The preceding description is exemplary rather than limiting in nature. Variations and modifications to the disclosed examples may become apparent to those skilled in the art that do not necessarily depart from the essence of this disclosure. The scope of legal protection given to this disclosure can only be determined by studying the following claims.

Claims

1. An apparatus for use with segments of an adjustable duct in an aircraft said apparatus comprising:

a spring,

a seal having a first holding member and having a first shaped body, and

a seal carrier having a second holding member and a second shaped body such that one of said first shaped body or said second shaped body fits within the other of said first shaped body or said second shaped to maintain a sealing relationship therebetween, and wherein the spring is maintained by said first holding member and said second holding member such that said spring urges said seal along said seal carrier.

2. The seal of claim 1 wherein said seal further comprises:

a land portion extending therefrom and adapted for cooperating with a duct to create a seal therebetween.

3. The seal of claim 1 wherein said first shaped body is outboard of said second shaped body.

4. The seal of claim 1 wherein said spring is a wave spring.

5. The seal of claim 1 wherein such that pressure in said duct urges one of said spring carrier or said seal into an other of said spring carrier or said seal.
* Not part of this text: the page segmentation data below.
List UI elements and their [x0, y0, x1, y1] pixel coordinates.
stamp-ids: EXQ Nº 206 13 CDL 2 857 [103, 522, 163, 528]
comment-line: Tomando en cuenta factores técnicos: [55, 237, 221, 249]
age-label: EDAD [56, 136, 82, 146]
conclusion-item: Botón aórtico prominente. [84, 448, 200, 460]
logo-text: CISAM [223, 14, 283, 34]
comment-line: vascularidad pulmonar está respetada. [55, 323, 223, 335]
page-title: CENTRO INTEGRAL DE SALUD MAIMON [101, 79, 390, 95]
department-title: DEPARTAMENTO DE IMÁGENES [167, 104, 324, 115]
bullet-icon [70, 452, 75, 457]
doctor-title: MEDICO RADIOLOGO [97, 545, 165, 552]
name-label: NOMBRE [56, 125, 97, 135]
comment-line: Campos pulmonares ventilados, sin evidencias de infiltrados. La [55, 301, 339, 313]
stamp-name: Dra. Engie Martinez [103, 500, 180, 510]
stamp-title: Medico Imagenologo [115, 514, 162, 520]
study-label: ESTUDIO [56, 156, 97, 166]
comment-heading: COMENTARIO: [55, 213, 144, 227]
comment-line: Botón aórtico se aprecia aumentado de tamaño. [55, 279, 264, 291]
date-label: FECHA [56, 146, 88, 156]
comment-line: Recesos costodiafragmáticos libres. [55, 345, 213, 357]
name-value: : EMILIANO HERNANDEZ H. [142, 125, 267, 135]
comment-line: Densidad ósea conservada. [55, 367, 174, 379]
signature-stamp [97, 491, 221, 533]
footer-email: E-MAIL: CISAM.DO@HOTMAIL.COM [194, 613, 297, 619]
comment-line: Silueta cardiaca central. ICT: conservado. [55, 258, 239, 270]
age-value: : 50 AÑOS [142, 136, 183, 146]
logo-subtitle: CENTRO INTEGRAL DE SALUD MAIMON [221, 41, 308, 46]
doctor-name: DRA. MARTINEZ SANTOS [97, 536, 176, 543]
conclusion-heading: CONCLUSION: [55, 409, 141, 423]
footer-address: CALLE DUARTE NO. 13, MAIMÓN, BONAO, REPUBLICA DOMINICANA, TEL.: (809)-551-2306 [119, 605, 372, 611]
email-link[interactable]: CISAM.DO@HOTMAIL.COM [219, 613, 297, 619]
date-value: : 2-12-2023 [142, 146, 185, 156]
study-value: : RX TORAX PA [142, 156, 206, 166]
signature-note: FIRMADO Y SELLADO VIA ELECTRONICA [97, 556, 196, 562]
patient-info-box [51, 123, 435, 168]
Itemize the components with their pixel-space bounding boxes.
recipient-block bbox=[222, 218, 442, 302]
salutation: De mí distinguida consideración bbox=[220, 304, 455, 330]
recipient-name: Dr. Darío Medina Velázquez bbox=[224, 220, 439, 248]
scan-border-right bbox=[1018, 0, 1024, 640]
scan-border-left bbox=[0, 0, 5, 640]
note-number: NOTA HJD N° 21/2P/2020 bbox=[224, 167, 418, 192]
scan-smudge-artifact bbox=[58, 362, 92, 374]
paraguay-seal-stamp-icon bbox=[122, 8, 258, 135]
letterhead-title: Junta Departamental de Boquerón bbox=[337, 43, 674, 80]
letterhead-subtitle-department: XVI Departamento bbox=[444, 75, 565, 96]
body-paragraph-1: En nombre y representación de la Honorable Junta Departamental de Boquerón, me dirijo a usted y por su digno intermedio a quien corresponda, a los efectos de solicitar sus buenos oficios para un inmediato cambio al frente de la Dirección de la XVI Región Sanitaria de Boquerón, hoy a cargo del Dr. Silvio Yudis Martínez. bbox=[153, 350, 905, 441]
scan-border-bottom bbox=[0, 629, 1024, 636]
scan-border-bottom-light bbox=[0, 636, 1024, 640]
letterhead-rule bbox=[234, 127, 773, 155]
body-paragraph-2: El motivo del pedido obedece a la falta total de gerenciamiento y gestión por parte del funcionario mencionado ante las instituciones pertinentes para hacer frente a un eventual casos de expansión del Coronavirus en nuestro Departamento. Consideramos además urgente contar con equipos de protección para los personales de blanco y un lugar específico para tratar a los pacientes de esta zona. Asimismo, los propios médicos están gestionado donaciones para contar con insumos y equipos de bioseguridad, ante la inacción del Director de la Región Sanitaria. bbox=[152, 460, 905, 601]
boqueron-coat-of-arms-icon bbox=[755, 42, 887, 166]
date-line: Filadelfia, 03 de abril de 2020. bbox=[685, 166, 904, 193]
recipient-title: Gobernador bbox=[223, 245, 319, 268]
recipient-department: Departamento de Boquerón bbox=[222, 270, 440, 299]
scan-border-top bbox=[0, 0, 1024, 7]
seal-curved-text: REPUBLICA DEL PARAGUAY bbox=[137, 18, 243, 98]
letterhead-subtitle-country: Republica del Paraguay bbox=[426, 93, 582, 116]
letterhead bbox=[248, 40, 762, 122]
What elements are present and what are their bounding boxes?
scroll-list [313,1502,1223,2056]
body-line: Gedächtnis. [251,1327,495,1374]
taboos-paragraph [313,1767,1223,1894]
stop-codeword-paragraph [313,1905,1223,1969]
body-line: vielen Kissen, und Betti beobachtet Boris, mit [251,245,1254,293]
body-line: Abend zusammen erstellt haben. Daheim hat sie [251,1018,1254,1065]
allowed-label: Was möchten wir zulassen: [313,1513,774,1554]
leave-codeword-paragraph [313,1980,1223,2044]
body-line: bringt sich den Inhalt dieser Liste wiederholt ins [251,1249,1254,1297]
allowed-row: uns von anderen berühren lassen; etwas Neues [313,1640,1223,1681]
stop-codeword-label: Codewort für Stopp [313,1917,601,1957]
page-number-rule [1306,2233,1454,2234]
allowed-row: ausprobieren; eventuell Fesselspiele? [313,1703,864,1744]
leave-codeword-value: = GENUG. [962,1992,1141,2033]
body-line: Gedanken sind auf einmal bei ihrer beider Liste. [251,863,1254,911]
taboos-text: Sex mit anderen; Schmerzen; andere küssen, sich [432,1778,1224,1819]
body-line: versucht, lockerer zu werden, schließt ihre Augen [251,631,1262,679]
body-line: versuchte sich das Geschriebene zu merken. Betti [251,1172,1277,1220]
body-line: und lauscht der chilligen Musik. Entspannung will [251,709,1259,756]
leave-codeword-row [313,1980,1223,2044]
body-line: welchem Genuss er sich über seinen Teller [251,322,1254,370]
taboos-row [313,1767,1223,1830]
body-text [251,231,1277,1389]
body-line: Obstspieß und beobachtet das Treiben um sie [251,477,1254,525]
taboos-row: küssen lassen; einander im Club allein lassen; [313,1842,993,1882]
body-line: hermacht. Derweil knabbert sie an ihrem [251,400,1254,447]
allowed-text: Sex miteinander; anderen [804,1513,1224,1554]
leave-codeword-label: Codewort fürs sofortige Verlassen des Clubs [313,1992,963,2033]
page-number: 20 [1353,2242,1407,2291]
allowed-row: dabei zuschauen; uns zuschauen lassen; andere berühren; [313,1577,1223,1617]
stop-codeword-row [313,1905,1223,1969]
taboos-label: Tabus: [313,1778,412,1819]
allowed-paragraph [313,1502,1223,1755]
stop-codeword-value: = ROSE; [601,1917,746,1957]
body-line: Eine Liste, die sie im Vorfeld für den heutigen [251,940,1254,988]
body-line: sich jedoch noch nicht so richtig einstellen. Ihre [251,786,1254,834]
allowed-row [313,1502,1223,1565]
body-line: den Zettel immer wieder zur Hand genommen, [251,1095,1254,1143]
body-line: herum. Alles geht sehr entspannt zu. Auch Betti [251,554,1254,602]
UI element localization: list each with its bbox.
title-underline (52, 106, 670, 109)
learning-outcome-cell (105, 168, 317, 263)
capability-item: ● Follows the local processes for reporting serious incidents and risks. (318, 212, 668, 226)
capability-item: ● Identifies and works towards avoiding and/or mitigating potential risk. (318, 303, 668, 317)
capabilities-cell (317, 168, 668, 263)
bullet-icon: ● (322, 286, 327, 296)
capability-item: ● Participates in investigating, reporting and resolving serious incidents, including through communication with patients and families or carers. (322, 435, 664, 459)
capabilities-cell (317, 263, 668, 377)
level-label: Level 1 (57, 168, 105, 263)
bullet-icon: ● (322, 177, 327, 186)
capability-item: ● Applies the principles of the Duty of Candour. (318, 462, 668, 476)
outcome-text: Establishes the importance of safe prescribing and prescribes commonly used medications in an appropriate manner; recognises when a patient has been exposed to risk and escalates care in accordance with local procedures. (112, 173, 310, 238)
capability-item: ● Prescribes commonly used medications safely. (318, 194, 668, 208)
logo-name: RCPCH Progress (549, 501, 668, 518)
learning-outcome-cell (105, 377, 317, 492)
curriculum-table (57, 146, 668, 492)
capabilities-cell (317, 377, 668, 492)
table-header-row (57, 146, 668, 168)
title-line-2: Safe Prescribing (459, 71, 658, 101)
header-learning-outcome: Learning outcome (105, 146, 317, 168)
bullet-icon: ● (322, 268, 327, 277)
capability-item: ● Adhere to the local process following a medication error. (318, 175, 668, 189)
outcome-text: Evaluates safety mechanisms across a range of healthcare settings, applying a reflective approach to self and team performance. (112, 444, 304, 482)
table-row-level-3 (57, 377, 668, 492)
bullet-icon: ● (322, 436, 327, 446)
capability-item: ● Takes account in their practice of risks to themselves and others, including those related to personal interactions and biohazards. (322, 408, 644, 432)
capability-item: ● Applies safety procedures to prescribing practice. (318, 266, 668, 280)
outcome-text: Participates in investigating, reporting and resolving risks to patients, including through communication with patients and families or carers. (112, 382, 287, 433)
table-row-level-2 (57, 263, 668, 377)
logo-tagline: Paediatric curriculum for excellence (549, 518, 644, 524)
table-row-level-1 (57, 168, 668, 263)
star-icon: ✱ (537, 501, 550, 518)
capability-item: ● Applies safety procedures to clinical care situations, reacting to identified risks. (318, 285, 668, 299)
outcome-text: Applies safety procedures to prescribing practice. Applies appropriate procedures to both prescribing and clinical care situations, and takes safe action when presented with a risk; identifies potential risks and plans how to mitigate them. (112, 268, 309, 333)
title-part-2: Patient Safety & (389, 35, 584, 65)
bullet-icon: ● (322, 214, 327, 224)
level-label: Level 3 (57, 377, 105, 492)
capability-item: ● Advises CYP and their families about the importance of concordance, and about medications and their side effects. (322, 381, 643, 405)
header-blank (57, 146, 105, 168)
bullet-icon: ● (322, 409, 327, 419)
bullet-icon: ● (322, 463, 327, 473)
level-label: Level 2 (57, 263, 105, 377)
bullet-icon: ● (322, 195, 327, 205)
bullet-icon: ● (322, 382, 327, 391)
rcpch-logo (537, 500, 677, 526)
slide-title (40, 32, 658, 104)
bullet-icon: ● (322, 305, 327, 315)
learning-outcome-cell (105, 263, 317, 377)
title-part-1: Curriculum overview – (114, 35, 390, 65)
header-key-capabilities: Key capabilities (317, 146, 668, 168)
6. A duct having a plurality of sections, said duct comprising:

a spring,

a seal having a first holding member and having a first shaped body, and

a seal carrier having a second holding member and a second shaped body such that one of said first shaped body or said second shaped body fits within the other of said first shaped body or said second shaped to maintain a sealing relationship therebetween, and wherein said spring is maintained by said first holding member and said second holding member such that said spring urges said seal along said seal carrier towards an adjacent section.

7. The duct of claim 6 wherein said seal further comprises:

a land portion extending therefrom for cooperating with an adjoining section to create a sealing relationship therebetween.

8. The duct of claim 6 wherein said first shaped body is outboard of said second shaped body.

9. The duct of claim 6 wherein said seal carrier is fixedly attached to a section and said seal is urged by said spring into contact with an adjoining section to create a sealing relationship therebetween.

10. The duct of claim 9 wherein said seal carrier is fixedly attached to said section by means of an extension protruding outwardly from said section.

11. The duct of claim 10 wherein said extension is disposed at an obtuse angle relative to an outer surface of said section.

12. The duct of claim 9 wherein said adjoining section has a land surface for cooperating with said seal to create a sealing relationship therewith, said land surface being disposed at an angle relative to an outer surface of said adjoining section.

13. The duct of claim 12 wherein an extension is disposed at an obtuse angle relative to an outer surface of said section.

14. The duct of claim 6 wherein said spring is a wave spring.

15. The duct of claim 6 wherein pressure in said duct urges one of said spring carrier or said seal into an other of said spring carrier or said seal.